Hay algo de fracaso en esa luz dorada que atardece temprano cuando llega el otoño, cuando las pintas coloridas de los santiaguinos van tomando el apagado gris ratón o café tierra de la ropa invernal. Y en este cambio de uniformes las dueñas de casa corren a la lavandería a limpiar los abrigos, parkas e impermeables para afrontar los hielos que se avecinan. Porque este año hizo tanto calor, hasta abril los cabros andaban en manga de camisa. Con treinta grados en Semana Santa, como si fuera acabo de mundo las viejas miran con desconfianza el calorcillo tardío que aún mantiene verdes las hojas de los árboles, cuando otros años los contados parques de la capital estaban alfombrados de oro viejo.

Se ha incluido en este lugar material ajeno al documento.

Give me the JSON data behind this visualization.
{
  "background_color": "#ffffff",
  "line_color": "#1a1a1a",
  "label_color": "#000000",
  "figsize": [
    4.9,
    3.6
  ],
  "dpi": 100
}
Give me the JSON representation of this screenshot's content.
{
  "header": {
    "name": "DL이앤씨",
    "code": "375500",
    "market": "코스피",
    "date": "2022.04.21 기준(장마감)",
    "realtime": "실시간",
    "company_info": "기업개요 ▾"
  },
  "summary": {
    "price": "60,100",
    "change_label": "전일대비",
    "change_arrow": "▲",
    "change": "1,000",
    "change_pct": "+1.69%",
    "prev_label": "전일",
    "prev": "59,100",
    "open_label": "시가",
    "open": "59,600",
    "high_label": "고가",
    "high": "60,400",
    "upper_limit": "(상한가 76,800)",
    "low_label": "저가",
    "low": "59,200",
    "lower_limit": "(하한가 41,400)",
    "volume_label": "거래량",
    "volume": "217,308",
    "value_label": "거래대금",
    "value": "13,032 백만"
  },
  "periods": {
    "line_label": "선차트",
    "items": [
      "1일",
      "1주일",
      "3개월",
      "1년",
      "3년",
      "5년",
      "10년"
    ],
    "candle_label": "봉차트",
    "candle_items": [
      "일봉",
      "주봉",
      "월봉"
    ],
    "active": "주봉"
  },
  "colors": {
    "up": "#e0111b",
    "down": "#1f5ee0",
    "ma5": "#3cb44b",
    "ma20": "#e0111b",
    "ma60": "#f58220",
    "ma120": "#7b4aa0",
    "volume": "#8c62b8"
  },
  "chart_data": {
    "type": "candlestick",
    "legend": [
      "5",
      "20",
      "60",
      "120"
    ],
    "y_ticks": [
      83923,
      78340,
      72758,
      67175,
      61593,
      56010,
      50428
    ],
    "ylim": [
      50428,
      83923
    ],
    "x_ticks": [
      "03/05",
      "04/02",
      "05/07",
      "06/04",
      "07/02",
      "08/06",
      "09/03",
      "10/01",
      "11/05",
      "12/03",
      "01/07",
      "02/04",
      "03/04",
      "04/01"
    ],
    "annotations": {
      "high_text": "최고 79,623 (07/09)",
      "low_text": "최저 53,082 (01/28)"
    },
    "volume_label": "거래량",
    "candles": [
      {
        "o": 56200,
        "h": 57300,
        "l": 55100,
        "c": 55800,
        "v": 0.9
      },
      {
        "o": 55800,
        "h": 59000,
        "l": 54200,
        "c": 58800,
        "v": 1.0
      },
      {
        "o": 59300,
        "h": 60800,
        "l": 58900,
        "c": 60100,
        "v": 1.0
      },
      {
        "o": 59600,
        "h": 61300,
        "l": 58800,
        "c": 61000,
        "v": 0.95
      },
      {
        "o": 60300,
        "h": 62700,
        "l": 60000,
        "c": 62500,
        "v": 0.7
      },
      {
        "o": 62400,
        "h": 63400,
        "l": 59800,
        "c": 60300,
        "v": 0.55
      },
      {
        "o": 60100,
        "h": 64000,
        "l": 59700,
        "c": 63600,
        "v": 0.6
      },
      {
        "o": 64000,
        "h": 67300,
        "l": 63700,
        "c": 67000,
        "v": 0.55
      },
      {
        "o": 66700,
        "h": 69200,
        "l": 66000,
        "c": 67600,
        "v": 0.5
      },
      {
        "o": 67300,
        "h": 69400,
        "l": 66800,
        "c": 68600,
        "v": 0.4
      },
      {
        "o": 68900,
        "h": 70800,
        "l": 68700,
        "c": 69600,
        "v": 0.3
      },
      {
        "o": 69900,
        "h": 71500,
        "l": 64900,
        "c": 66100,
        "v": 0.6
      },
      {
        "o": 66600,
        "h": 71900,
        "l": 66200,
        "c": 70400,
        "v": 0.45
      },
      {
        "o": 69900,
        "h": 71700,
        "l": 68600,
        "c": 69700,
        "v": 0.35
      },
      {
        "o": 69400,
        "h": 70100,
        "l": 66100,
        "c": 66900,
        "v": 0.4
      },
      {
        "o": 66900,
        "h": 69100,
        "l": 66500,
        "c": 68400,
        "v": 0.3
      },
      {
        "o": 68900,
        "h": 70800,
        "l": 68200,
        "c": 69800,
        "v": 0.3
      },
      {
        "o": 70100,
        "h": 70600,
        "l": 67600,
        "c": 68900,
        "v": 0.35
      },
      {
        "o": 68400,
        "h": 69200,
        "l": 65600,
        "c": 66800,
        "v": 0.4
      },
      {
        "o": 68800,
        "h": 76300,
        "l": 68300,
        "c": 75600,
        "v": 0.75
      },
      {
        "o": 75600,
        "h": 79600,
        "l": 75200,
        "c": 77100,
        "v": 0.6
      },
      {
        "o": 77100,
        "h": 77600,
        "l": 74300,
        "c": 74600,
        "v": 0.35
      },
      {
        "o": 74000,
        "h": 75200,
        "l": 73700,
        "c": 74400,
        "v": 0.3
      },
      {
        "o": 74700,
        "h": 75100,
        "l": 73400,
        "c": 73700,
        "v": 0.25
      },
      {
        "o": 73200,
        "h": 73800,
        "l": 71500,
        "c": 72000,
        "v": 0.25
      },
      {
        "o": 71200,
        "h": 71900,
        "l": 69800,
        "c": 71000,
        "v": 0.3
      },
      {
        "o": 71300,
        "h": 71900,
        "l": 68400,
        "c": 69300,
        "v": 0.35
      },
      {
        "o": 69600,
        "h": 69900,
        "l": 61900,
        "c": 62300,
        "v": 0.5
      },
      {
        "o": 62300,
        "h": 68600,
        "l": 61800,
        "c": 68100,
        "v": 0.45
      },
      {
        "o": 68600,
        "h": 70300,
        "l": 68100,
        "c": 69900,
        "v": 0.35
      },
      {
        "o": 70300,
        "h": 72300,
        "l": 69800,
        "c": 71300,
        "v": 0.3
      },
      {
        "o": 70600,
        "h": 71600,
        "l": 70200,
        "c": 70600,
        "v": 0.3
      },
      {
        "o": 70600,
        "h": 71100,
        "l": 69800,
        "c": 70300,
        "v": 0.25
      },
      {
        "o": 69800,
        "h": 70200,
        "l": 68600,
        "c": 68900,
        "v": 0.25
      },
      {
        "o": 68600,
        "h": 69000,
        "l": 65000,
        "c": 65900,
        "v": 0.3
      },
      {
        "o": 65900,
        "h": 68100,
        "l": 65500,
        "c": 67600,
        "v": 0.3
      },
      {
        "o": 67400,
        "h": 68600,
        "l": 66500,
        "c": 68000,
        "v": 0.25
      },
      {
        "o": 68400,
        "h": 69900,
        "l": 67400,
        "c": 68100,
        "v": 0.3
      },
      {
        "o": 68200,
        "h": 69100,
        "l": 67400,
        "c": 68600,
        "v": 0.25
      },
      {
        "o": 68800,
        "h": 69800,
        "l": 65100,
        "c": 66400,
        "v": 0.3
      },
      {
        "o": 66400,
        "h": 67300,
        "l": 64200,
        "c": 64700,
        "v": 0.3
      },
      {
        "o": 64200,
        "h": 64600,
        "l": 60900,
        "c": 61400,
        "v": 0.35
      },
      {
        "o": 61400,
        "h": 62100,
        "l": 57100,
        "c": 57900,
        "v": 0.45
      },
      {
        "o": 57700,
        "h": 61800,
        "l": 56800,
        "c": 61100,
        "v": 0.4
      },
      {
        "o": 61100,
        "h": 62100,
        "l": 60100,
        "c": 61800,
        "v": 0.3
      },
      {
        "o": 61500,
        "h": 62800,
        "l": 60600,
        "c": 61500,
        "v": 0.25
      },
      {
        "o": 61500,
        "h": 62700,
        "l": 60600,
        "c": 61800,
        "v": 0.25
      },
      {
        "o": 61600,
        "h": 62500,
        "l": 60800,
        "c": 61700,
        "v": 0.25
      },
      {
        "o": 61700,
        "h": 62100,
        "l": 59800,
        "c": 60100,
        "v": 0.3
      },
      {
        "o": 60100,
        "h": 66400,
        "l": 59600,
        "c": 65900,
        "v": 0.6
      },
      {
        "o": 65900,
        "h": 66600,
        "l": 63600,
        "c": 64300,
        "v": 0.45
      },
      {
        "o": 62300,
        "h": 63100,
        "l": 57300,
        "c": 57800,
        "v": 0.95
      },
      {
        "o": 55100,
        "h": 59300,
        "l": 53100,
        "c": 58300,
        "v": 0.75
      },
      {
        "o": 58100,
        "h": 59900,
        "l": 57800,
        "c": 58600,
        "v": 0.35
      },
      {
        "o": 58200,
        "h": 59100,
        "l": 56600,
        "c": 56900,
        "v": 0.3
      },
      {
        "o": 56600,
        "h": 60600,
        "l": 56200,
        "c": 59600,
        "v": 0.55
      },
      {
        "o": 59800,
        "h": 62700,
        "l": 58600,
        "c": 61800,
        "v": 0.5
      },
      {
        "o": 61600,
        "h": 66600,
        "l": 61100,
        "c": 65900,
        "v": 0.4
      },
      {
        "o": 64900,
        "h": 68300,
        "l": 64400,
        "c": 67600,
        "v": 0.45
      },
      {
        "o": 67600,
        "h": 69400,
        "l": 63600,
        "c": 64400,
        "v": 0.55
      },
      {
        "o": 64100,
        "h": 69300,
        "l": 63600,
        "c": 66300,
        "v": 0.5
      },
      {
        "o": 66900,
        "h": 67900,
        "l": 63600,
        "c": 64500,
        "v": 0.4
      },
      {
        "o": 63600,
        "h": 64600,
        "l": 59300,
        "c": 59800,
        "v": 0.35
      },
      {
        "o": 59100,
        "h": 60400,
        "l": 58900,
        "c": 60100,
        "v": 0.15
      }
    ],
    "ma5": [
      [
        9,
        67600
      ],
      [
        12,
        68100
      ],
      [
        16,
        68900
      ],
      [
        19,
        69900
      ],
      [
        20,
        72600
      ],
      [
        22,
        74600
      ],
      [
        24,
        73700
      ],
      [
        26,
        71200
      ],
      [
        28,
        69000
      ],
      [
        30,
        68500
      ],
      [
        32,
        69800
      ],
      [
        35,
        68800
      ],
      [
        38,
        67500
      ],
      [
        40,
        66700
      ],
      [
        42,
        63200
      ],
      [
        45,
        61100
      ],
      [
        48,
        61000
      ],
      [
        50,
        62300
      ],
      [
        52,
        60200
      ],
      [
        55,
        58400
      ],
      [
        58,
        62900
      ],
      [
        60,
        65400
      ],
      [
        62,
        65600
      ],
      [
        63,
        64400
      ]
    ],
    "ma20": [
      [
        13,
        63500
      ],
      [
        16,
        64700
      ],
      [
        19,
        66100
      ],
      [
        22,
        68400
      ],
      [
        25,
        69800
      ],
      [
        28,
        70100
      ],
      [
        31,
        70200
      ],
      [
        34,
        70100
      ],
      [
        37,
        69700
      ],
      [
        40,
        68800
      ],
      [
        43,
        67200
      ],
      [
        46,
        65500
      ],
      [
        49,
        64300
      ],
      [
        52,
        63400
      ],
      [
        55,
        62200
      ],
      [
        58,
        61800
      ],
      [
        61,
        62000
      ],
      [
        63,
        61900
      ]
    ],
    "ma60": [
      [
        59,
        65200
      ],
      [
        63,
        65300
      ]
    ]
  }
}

Así, con la amenaza del apocalipsis, catástrofes y desastres, las mujeres observan con desconfianza las bondades de este otoño tropical. Extrañan la suave lluvia que en esta estación arrastra tristemente los recuerdos del ardiente verano. Echan de menos la ventisca polar que trae el romadizo, las toses y gripes que se resguardan con bufandas, chales y gorros de lana. Sienten nostalgia del olor a tierra mojada, del barro y la escarcha que entume el paisaje social de una ciudad que no siente suyo este clima ocioso y templado. Requieren del olor a parafina de la estufa, que nos recuerda que somos pobres, aunque la economía diga que estos calores son producto de las ventajas del modelo neoliberal.
Quizás la capital necesite de estas estaciones intermedias como el otoño, para prepararse a resistir la crudeza del invierno. Para encontrarle alguna justificación al tejido punto canutón, punto araña, punto panal de abejas, punto arroz, punto garbanzo, punto argolla, punto maíz, punto coliflor, jersey y correteado en las mangas de la chomba, para la Jacqueline que este año va al colegio. En lana palo de rosa, calipso, verde agua, verde nilo, amarillo pato o celeste Jacinto, que son los colores chillones con que los pobladores arropan su pobreza. Porque las diferencias sociales del otoño, también se dividen por colores. Así, los tonos jaspeados tipo Cachemira o Shetland, demarcan el status de abrigarse con clase, de recibir el frío con buen gusto, con tejidos a máquina que parezcan artesanales, como se usan, dice la cuica, "para la Francisquita que este año también va al college".
Tal vez, la delicada ternura que ponen las mujeres pobladoras en sus tejidos a mano, entibia como una caricia los tiritones húmedos que acechan a los niños al llegar el frío. Y quizás no es sólo eso, también es una excusa para intercambiar informaciones sobre sus vidas, de juntarse a compartir puntos y tejidos del un, dos, tres al derecho y un, dos, tres al revés. Con doble hebra para mi marido que llega tarde todas las noches, vecina. Con puños reforzados para el Ricardo que pasa día y noche con la patota de la cuadra, vecina. Con calados en el pecho para mi hija de dieciocho, que llega con plata cuando va tanto al centro y nadie sabe para qué doña Juana. Con cuello de tortuga para mi hijo menor, que lo han echado de todos los colegios y ya no sé qué hacer señora Kika.
En fin, pareciera entonces que el tejido colectivo de mujeres urdiendo al sol, en la puerta de sus casas, cumpliera otros propósitos además del fin práctico del chaleco, la bufanda o los guantes. Es una organización que hilvana experiencias y dolores al traqueteo de los palillos, al baile sin censura de la lengua que transmite el pelambre informativo de la cuadra. Es una manera oblicua de hacer política en ausencia del macho. Al igual que el famoso barrido de la vereda, que puede durar horas pasando la escoba en la misma baldosa, limpiando el mismo lugar, como si fuera la terapia pensante que las mantiene unidas, en el rito de armar y desarmar la sociología del barrio y el país. A puro escobazo despellejan a esa pituca de la tele que no les gusta. A puro trapeado de piso cacarean sobre el precio del pan. A puro lustre de cera comentan la mentira encorbatada de los políticos, y ese metro volador que costó tanta plata y no sirve pa ná, porque igual hay que tomar otra micro para llegar a la pobla. Por eso, a estas alturas del año, ellas echan de menos el otoño tradicional que no llega. Y no es sólo por romanticismo.
Por eso andan presagiando un terremoto y extrañan la basura otoñal que otros años en esta fecha cubre las aceras, la lluvia de hojas tristes que las obliga a barrer una y otra vez la vereda, para armar su política parlanchína, su breve espacio camuflado de orden y aseo donde ellas, todas juntas, todas cómplices con el otoño, fingen amontonar hojas secas urdiendo la política hablantina de su doméstica conspiración.